Winning Poems for August 2006

First Place

Dirt

by Catherine Rogers
poets.org

After the test, I waited and thought
of its cold hug under the shoulders,
its weight on the chest, blackness
packing the mouth, the nose, the eyes.

When the call came, I went out
and knelt in the dirt, watching
the worms and pillbugs work
leaf-decay to loam. I lifted

a handful, smelled green
earth and thought how hard
seed-coats crack in rain,
how root-hairs uncurl, blind

and sure of finding.
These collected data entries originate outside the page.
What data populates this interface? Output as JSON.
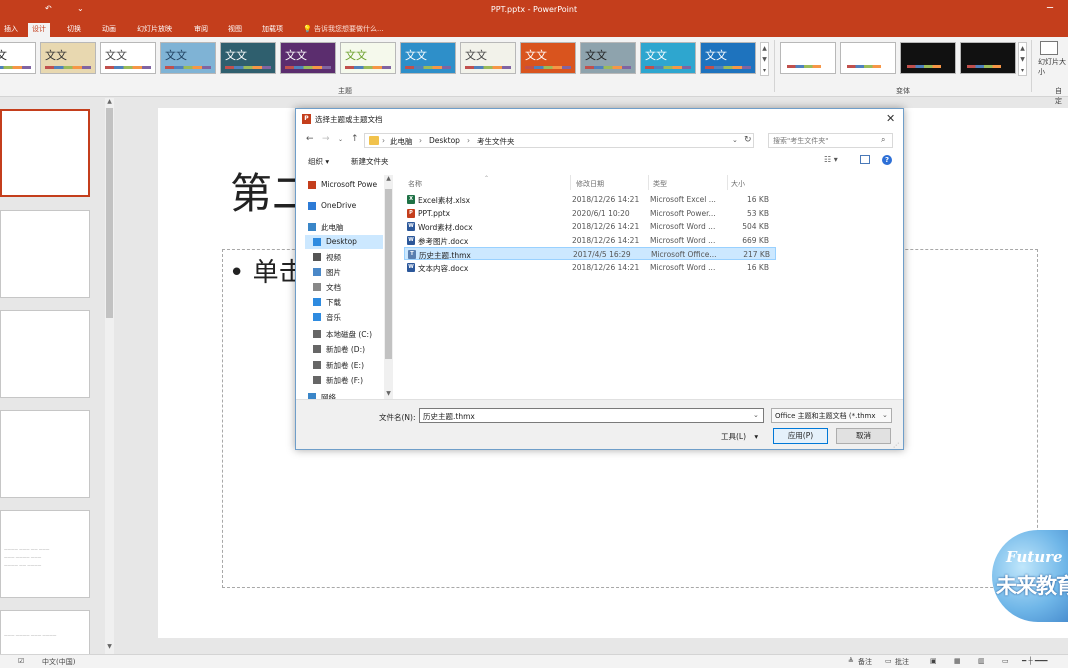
{
  "window": {
    "title": "PPT.pptx - PowerPoint"
  },
  "ribbon": {
    "tabs": [
      {
        "label": "插入",
        "active": false
      },
      {
        "label": "设计",
        "active": true
      },
      {
        "label": "切换",
        "active": false
      },
      {
        "label": "动画",
        "active": false
      },
      {
        "label": "幻灯片放映",
        "active": false
      },
      {
        "label": "审阅",
        "active": false
      },
      {
        "label": "视图",
        "active": false
      },
      {
        "label": "加载项",
        "active": false
      }
    ],
    "tell_me": "告诉我您想要做什么...",
    "themes_group_label": "主题",
    "variants_group_label": "变体",
    "theme_sample_text": "文文",
    "slide_size_label": "幻灯片大小",
    "customize_label": "自定",
    "themes": [
      {
        "bg": "#ffffff",
        "fg": "#222222"
      },
      {
        "bg": "#e8d8b0",
        "fg": "#333333"
      },
      {
        "bg": "#ffffff",
        "fg": "#444444"
      },
      {
        "bg": "#7fb3d5",
        "fg": "#1d3d5c"
      },
      {
        "bg": "#2f5f6e",
        "fg": "#ffffff"
      },
      {
        "bg": "#5b2d6e",
        "fg": "#ffffff"
      },
      {
        "bg": "#f5f9ec",
        "fg": "#6a9f2a"
      },
      {
        "bg": "#2e8fc9",
        "fg": "#ffffff"
      },
      {
        "bg": "#f2f2ea",
        "fg": "#444444"
      },
      {
        "bg": "#d9541e",
        "fg": "#ffffff"
      },
      {
        "bg": "#8ea3ad",
        "fg": "#222222"
      },
      {
        "bg": "#2ea6cf",
        "fg": "#ffffff"
      },
      {
        "bg": "#1e73be",
        "fg": "#ffffff"
      }
    ],
    "variants": [
      {
        "bg": "#ffffff"
      },
      {
        "bg": "#ffffff"
      },
      {
        "bg": "#111111"
      },
      {
        "bg": "#111111"
      }
    ]
  },
  "slide": {
    "title_partial": "第二",
    "content_partial": "• 单击"
  },
  "statusbar": {
    "language": "中文(中国)",
    "notes": "备注",
    "comments": "批注"
  },
  "watermark": {
    "line1": "Future",
    "line2": "未来教育"
  },
  "dialog": {
    "title": "选择主题或主题文档",
    "address": {
      "crumbs": [
        "此电脑",
        "Desktop",
        "考生文件夹"
      ]
    },
    "search_placeholder": "搜索\"考生文件夹\"",
    "toolbar": {
      "organize": "组织 ▾",
      "new_folder": "新建文件夹"
    },
    "nav_items": [
      {
        "label": "Microsoft Powe",
        "icon": "powerpoint-icon",
        "color": "#c43e1c",
        "selected": false
      },
      {
        "label": "OneDrive",
        "icon": "cloud-icon",
        "color": "#2d7bd6",
        "selected": false
      },
      {
        "label": "此电脑",
        "icon": "computer-icon",
        "color": "#3a86c8",
        "selected": false
      },
      {
        "label": "Desktop",
        "icon": "desktop-icon",
        "color": "#2e8be0",
        "selected": true
      },
      {
        "label": "视频",
        "icon": "video-icon",
        "color": "#555555",
        "selected": false
      },
      {
        "label": "图片",
        "icon": "picture-icon",
        "color": "#4a88c8",
        "selected": false
      },
      {
        "label": "文档",
        "icon": "document-icon",
        "color": "#888888",
        "selected": false
      },
      {
        "label": "下载",
        "icon": "download-icon",
        "color": "#2e8be0",
        "selected": false
      },
      {
        "label": "音乐",
        "icon": "music-icon",
        "color": "#2e8be0",
        "selected": false
      },
      {
        "label": "本地磁盘 (C:)",
        "icon": "drive-icon",
        "color": "#666666",
        "selected": false
      },
      {
        "label": "新加卷 (D:)",
        "icon": "drive-icon",
        "color": "#666666",
        "selected": false
      },
      {
        "label": "新加卷 (E:)",
        "icon": "drive-icon",
        "color": "#666666",
        "selected": false
      },
      {
        "label": "新加卷 (F:)",
        "icon": "drive-icon",
        "color": "#666666",
        "selected": false
      },
      {
        "label": "网络",
        "icon": "network-icon",
        "color": "#3a86c8",
        "selected": false
      }
    ],
    "columns": {
      "name": "名称",
      "date": "修改日期",
      "type": "类型",
      "size": "大小"
    },
    "files": [
      {
        "name": "Excel素材.xlsx",
        "date": "2018/12/26 14:21",
        "type": "Microsoft Excel ...",
        "size": "16 KB",
        "icon": "excel-file-icon",
        "color": "#1e7145",
        "glyph": "X",
        "selected": false
      },
      {
        "name": "PPT.pptx",
        "date": "2020/6/1 10:20",
        "type": "Microsoft Power...",
        "size": "53 KB",
        "icon": "powerpoint-file-icon",
        "color": "#c43e1c",
        "glyph": "P",
        "selected": false
      },
      {
        "name": "Word素材.docx",
        "date": "2018/12/26 14:21",
        "type": "Microsoft Word ...",
        "size": "504 KB",
        "icon": "word-file-icon",
        "color": "#2b579a",
        "glyph": "W",
        "selected": false
      },
      {
        "name": "参考图片.docx",
        "date": "2018/12/26 14:21",
        "type": "Microsoft Word ...",
        "size": "669 KB",
        "icon": "word-file-icon",
        "color": "#2b579a",
        "glyph": "W",
        "selected": false
      },
      {
        "name": "历史主题.thmx",
        "date": "2017/4/5 16:29",
        "type": "Microsoft Office...",
        "size": "217 KB",
        "icon": "theme-file-icon",
        "color": "#5a7fb0",
        "glyph": "T",
        "selected": true
      },
      {
        "name": "文本内容.docx",
        "date": "2018/12/26 14:21",
        "type": "Microsoft Word ...",
        "size": "16 KB",
        "icon": "word-file-icon",
        "color": "#2b579a",
        "glyph": "W",
        "selected": false
      }
    ],
    "filename_label": "文件名(N):",
    "filename_value": "历史主题.thmx",
    "filetype_value": "Office 主题和主题文档 (*.thmx",
    "tools_label": "工具(L)",
    "apply_label": "应用(P)",
    "cancel_label": "取消"
  }
}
Dirt clung
to my hands as I rose and let go
a shower of clods that hit
my boots with soft thuds
and broke into pieces all
I have yet to become.



Second Place

The Western Ghats: 1959

by Bernard Henrie
Tin Roof Alley Poets, formerly SplashHall Poetry

Indolent dust drifts over the roofs and drains of my city.
Barber shops and a lip of rose water, soiled boxes
stacked with rendered fruit, faraway, the chug-chug
of a bus leaning forward like an animal hunting water.
Mumbai half shut down, alcoves falling into darkness.

One electric bulb coming on in a rooming house,
heat resting in hallways and squalid yellow rooms.
Your suitcase carried away beyond the dry hydrant.
A forgotten lipstick tube opened and never closed.
Our bed against the window, draped mosquito netting,
your discarded slippers gold as aquarium fish.

The language of your underpants cater-cornered
in a drawer, your forgotten bra hanging on a hook.
Your eyes looking over the androgynous city for rain,
monsoon held in abeyance beyond the Western Ghats.
Your red lips flung like coins into the face of a beggar.